While Congress has pushed through over $3 trillion in stimulus packages (with the possibility of another $3 trillion being weighed out), we are still faced with financial distress – 40MM+ jobs are still lost, bills are still being generated and retirement accounts are still being raided to stay afloat.
As areas like Los Angeles, where I reside, and the rest of the country starts to re-open, and before we find some semblence of our pre-covid lives, we should take this time to acknowledge the golden opportunity at hand to press reset and re-acquaint ourselves with healthy habits, including personal finances.
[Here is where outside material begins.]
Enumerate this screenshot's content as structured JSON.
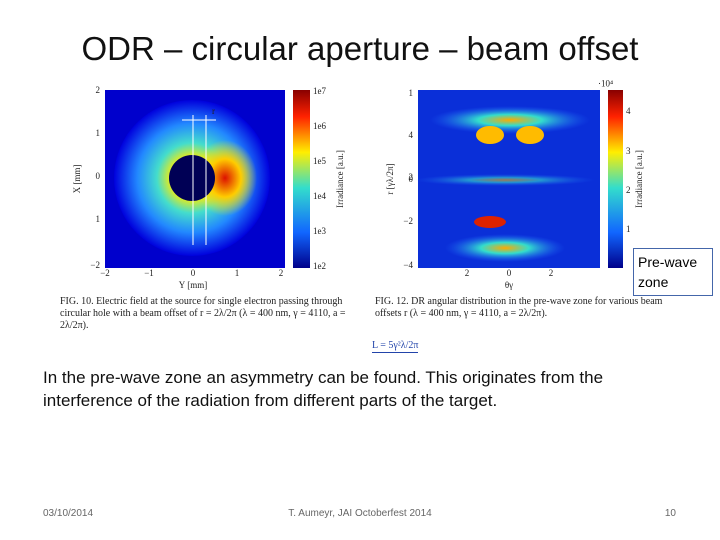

Let’s take a minute to revisit ‘Resolution 316,’ the original bill that was passed by the Senate back in 2004 officially declaring April as National Financial Literacy Month. The charge was led by Senator Daniel Akaka (Democrat from Hawaii) and the bill was intended to raise public awareness about the importance of financial education regardless of age, race and socio-economic background. But if you dig deeper into the history of this worthy cause, it dates back to early 2000, when The National Endowment For Financial Education introduced a program for the youth to get an early start. And since the movement was turned over to Jumpstart Coalition, the Youth Financial Literacy Day turned into Financial Literacy Month.
What has the last couple of months taught you about diversification or risk tolerance or the importance of an emergency account? Do you think most of your acquaintances keep a household budget and save for retirement? Do you understand compound interest? Or know what the S&P 500 is? Is gold worth its own weight? Why getting a refund from the IRS is nothing to celebrate about?
The silver lining is that we at least seem frank about our financial shortcomings: In the U.S., only one out of three individuals can correctly answer a basic five question finanical literacy quiz on personal finance.
By understanding how to better manage money and make the most of limited resources, many Americans can improve their personal finances. Where did you learn about personal finance – and do you keep trying to learn more?
There are personal finance books and the web offers a wealth of information on finance – but when you don’t understand what you’re dealing with, you’re unlikely to take action on this information on your own. Professor Robert Merton said it best in an article that he wrote for the Harvard Business Review in 2004 – The Crisis in Retirement Planning – “dump a pile of car parts and a technical manual in the buyer’s driveway with a note that says, here’s what you need to put the car together. If it doesn’t work, that’s your problem.” If this doesn’t work for your car, it certainly doesn’t work for your finances. Don’t go at it alone. Reach out to your financial planner to brainstorm a plan to start you off on the right direction.
It is not too late to celebrate and recognize Financial Literacy Month. Let’s all take the first step by committing to learn one new financial topic per month, improve our overall knowledge and practice good habits.